Do, 27. September 2007

Elfriede Wojaczek-Steffke: Vom geliebten zum gelobten Land. Erinnerungen an die mährische Heimat. Benno-Verlag Leipzig 2001

Dresden, Villa der Brücke-Most-Stiftung, Reinhold-Becker-Str. 5

Beginn: 14 Uhr (vorrangig für eingeladene Schulklassen)

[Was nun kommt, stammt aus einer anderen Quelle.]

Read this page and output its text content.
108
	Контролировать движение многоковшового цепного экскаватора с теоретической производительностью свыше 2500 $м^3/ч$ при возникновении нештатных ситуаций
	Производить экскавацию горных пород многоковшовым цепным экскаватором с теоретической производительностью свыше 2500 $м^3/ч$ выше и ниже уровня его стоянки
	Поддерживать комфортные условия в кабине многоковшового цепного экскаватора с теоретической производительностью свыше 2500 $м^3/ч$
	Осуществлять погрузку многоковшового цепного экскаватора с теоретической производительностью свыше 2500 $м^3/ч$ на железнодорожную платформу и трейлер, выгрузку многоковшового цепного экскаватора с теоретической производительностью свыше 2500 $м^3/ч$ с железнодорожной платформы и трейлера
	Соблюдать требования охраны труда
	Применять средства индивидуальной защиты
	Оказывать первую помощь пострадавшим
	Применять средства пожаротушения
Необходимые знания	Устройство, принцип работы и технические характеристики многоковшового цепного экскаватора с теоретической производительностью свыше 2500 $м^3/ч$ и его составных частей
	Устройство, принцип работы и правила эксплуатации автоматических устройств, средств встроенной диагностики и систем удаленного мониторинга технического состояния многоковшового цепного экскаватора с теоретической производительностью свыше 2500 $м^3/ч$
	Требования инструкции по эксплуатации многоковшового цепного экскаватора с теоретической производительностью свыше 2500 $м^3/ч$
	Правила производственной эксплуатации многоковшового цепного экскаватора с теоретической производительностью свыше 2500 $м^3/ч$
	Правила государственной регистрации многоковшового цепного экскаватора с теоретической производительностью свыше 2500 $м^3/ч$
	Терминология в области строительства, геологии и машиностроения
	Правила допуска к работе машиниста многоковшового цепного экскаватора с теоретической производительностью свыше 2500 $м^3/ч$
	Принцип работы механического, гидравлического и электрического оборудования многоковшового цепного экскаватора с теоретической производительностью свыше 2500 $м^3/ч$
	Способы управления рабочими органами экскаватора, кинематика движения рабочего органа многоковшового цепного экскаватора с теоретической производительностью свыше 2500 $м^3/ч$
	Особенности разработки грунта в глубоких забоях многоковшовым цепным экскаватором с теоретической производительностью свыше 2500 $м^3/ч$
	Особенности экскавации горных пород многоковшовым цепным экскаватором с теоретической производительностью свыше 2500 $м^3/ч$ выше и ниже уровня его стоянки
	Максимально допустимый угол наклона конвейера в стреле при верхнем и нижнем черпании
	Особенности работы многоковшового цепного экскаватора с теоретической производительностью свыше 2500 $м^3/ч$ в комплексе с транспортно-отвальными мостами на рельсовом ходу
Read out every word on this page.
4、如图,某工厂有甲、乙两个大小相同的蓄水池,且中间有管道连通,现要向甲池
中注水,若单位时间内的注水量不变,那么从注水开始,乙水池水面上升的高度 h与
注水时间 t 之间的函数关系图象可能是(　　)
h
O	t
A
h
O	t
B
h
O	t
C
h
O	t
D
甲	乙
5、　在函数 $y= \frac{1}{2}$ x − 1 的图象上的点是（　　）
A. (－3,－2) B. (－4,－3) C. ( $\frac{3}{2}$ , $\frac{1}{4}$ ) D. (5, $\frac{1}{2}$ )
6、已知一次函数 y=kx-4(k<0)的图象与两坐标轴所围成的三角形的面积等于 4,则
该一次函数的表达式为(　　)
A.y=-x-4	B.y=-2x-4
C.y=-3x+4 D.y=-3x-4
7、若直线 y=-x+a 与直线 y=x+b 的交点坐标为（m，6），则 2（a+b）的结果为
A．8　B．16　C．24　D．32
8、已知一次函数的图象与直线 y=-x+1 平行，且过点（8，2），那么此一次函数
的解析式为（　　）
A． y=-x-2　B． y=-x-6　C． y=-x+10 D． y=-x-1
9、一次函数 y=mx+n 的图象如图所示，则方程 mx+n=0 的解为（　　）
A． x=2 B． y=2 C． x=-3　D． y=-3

Eine Veranstaltung in Kooperation mit der Brücke-Most-Stiftung Dresden

Elfriede Wojaczek-Steffke wurde 1931 geboren und wuchs im nordmährischen Stachenwald (Stachovice) auf. Ihr Buch schildert ihre Erinnerungen in Prosa und aus dem Blickwinkel eines Jugendlichen. Das alltägliche Leben in dem Gebirgsdörfchen, die Kriegsereignisse und die spätere Vertreibung ihrer Familie nach dem Zweiten Weltkrieg sind ebenso Gegenstand der Erzählung wie der schwere Neuanfang in der sowjetischen Besatzungszone, der späteren DDR. Das Buch endet im Jahr 1952.

Die Autorin bedient kein Vertreibungs-Klischee, weist keine Schuld zu. Sie erzählt mit Wehmut, aber ohne Bitterkeit. Ihr Buch erschien inzwischen auch in tschechischer Sprache. Als Schriftstellerin sieht sich die pensionierte Tierärztin dennoch nicht. Sie meint lediglich, dass jeder mit seiner kleinen Geschichte der großen Geschichte Antwort zu geben hat.

Elfriede Wojaczek-Steffke studierte später Tiermedizin und arbeitete bis 1972 als Tierärztin. Sie ist verheiratet, hat zwei Kinder und lebt in Berlin.